Association of anthropometric and biochemical markers with length of stay and mortality in the hospital.
Eur Rev Med Pharmacol Sci. 2013 May;17(10):1321-5
Authors: de Luis DA, Terroba MC, Cuellar L, Izaola O, de la Fuente B, Martin T, Cabezas G
INTRODUCTION: Malnutrition is associated with patient outcome, hospital stay and costs. The objective of our study was evaluated the relationship of different anthropometric and biochemical nutritional markers with hospital stance (days) and mortality.
PATIENTS AND METHODS: A sample of 3087 hospitalized patients in a Universitary Hospital was enrolled. Nutritional status was assessed from anthropometric variables; body mass index (BMI), weight, weight loss in previous three months, tricipital skin fold thickness, midarm muscle circumference and midarm muscle area. Biochemical evaluation was assessed with albumin, prealbumin, transferrin and lymphocytes. Length of hospital stance and mortality were recorded.

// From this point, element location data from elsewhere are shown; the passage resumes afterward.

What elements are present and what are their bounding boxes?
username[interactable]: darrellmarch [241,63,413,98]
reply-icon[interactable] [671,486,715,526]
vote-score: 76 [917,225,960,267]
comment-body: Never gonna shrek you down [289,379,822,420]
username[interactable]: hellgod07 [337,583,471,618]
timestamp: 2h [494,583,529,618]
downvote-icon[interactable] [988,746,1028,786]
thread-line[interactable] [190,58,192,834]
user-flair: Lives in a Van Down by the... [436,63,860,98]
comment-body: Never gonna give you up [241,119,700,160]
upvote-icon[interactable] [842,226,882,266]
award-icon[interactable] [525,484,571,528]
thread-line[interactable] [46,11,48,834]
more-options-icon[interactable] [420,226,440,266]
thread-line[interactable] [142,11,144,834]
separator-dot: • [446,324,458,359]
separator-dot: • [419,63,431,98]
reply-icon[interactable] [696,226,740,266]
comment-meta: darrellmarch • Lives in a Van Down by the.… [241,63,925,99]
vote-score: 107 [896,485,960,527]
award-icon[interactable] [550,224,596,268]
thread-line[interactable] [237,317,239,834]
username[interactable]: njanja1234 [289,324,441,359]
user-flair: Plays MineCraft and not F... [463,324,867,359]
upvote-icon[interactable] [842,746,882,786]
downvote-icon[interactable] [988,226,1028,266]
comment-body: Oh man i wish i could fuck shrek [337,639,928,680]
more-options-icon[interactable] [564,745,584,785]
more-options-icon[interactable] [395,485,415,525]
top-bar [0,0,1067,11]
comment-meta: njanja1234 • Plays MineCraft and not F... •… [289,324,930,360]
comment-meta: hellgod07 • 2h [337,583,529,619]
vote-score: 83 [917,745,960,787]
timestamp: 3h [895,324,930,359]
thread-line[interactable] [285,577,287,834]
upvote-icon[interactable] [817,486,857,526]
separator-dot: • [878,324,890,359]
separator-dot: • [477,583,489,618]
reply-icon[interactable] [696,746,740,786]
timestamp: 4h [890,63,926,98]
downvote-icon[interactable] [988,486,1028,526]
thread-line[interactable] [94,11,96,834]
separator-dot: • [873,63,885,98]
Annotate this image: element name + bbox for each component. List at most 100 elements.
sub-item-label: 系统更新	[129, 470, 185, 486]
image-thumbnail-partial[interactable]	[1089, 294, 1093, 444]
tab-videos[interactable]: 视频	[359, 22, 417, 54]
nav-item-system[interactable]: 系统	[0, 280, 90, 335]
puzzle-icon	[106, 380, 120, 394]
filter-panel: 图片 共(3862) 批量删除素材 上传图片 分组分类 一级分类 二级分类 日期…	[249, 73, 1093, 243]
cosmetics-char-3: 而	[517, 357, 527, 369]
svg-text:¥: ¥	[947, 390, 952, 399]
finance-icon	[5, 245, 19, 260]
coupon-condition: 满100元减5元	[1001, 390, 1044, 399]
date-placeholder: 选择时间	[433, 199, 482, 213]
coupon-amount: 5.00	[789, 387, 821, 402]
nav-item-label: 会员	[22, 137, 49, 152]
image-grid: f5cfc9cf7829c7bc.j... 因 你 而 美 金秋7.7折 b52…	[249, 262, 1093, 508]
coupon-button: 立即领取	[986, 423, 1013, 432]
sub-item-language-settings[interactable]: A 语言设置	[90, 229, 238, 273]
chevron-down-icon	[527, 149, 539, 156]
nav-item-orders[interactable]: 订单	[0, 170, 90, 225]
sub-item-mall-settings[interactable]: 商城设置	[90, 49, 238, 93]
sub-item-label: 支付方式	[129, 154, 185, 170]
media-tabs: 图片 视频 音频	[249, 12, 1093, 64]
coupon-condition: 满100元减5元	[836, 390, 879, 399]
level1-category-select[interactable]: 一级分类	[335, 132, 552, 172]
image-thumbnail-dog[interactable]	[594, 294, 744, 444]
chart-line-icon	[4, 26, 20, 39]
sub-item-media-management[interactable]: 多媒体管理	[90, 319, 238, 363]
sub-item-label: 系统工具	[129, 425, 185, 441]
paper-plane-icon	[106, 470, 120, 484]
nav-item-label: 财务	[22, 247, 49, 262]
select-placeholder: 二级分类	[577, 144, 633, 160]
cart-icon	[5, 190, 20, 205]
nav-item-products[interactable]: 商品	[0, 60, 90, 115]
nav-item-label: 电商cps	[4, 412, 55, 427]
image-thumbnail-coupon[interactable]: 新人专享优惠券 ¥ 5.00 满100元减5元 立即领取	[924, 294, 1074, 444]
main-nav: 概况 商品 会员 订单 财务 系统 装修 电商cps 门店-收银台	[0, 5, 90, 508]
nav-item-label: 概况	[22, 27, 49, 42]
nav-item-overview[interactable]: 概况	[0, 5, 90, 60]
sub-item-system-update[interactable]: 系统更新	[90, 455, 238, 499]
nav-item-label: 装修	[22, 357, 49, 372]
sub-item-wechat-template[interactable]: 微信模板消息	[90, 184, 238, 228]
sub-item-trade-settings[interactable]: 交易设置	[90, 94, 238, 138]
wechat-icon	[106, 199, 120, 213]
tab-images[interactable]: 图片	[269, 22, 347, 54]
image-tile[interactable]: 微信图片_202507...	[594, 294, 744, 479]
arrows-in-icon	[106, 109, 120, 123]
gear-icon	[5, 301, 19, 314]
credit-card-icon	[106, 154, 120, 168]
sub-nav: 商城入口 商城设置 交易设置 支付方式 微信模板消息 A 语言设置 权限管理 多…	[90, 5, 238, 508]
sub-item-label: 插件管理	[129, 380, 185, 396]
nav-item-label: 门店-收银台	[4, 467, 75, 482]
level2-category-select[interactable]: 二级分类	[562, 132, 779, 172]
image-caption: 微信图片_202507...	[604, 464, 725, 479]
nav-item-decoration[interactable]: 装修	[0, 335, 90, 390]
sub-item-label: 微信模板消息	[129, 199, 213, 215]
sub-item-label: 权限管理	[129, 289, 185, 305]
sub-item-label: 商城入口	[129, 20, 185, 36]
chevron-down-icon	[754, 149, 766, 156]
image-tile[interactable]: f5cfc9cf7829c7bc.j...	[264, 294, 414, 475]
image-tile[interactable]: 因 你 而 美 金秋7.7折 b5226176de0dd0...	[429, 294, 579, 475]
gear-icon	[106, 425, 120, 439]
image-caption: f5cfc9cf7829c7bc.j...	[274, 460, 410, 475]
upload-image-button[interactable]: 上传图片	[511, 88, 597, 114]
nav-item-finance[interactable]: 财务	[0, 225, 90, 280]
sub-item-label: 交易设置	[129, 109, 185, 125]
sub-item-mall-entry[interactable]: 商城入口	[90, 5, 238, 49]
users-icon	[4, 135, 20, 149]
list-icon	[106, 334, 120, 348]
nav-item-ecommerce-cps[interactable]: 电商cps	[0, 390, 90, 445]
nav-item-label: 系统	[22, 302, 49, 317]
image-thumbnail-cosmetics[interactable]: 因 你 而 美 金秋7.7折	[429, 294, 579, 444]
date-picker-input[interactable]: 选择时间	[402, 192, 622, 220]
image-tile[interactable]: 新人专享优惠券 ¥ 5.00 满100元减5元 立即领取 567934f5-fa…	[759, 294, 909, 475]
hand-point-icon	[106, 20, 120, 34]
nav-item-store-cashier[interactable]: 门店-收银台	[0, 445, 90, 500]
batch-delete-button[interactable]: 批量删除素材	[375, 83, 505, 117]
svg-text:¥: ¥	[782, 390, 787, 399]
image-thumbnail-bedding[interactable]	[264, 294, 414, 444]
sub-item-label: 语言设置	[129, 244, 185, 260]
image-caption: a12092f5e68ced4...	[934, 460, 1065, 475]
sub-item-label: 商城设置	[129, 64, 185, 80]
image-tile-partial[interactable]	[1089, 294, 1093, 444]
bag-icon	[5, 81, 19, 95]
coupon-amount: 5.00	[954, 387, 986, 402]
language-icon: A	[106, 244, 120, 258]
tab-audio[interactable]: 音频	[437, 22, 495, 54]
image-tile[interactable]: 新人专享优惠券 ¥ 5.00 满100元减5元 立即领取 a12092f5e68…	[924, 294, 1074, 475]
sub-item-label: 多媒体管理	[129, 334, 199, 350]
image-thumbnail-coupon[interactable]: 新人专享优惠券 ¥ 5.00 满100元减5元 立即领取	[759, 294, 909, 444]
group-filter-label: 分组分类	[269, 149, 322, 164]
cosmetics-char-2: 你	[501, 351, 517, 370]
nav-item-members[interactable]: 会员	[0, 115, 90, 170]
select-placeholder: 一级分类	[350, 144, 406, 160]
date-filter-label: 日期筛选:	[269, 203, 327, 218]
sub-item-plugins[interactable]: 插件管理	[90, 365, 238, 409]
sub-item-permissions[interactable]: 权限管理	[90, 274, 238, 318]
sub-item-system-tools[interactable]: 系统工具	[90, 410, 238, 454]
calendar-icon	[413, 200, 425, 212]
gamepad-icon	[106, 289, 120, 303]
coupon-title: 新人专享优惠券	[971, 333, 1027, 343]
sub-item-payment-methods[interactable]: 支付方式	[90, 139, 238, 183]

RESULTS: A total of 3087 patients were enrolled, mean age was 67.7±18.3 years, weight 63.3±15,7 kg and BMI 23.7±6.8, with a weight loss (3 months) of 6.3±4.6 kg. Length of stay was 24.7±22.1 days. A total of 2583 patients were discharged. Hospital discharge data showed 87.8% of patients went home, and a 12.2% of patients were discharged to a secondary Hospital. A (n=504) 16.3% of patients died. In the multivariate analysis with a dependent variable [length of stay (days)], only albumin levels remained as an independent predictor in the model (F=2.9; p < 0.05), with an increase of 3.1 days in hospital stay (CI 95%: 0.4-5.8) with each decrease of 1 g/dl of albumin. In multivariate analysis, an independent factor that decrease mortality was high albumin levels (hazard ratio: 0.41; 95% CI: 0.22-0.80), adjusted by age and sex.
CONCLUSIONS: Our study shows a significant association among serum albumin levels with length of stay in hospital and mortality.